If I were to rank the diagnostic decision tree, I would:

1. Low appropriability—implying that investors cannot receive a sufficient return on their

investments. In turn, appropriability issues may be the result of government or market

inefficiencies.

In terms of the risks of government intervention, such macro risks would be done such as

failure to maintain financial, monetary, and fiscal security or stability. If the Philippines or the

Philippine government is piling up obligations at a rate that will jeopardize their level of

compliance with them, the people involved in the economic system are aware that the current

regulations will have to be dismissed and will have to take action to protect themselves from

the potential changes instead of engaging in collaborative investments.

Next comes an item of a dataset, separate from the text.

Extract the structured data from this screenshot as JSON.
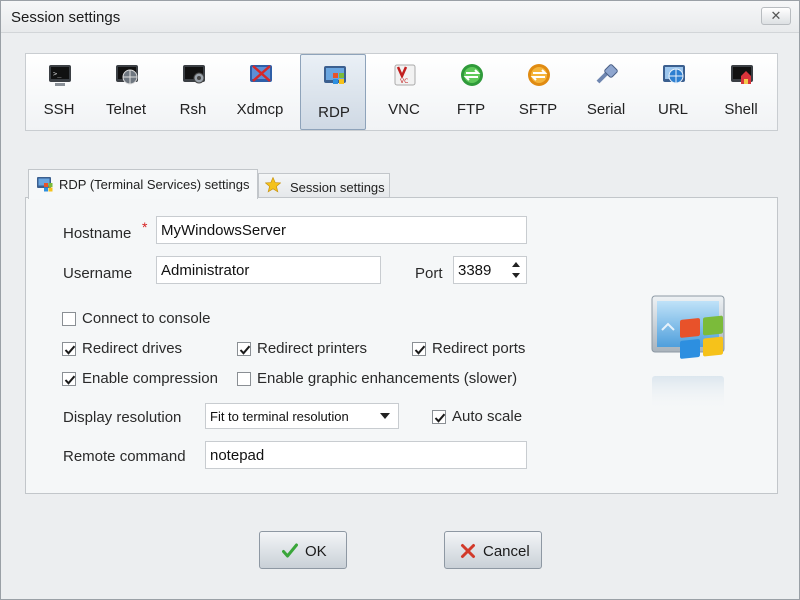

On the other hand, micro risks address structural and institutional flaws, including poor

property rights, massive corruption in the government, and absurdly high taxes. Even though

societal rewards may be significant, actual explicit taxes will reduce private gains—making
investments less appealing. In that way, if the private sector's purchasing power decreases and

resources are not used to boost public savings, the high taxes and negative public savings in

this situation would harm our total savings. Also, the additional high costs brought on by

countermeasures taken to prevent the defective measures of property rights could make

investment unprofitable.

2. High cost of finance: In this instance, economic growth is limited since a higher interest rate is

relevant to investment decisions in the economy, which keeps accumulation low. In turn, this

may be related to two types of policy issues:

2.1. Bad international finance: economic exposure to risks is too high, circumstances for

international investment are unfavorable, debt term increases macro risk, net capital

requirements remain unreasonably excessive, etc.

2.2. Bad local finance: when domestic financial markets are dysfunctional, domestic debtors

cannot accumulate their capital properly, and the risk of bank failures and missed payments

grows.

Both of these factors raise the cost of capital, particularly foreign capital.

What ought to be the central area of policy in this situation? Increasing national savings is the

objective. Reduced government expenditures and wasteful spending with the funds used to

raise public savings would've been one approach. The immediate effects would be greater

overall savings, a reasonable interest rate, better federal debt issues, fewer financial

intermediary margins, and possibly a favorable impact on overseas savings if tied to or

impacted by concerns about fiscal catastrophe. This could be accomplished by reducing the

cost of pensions through a social security system.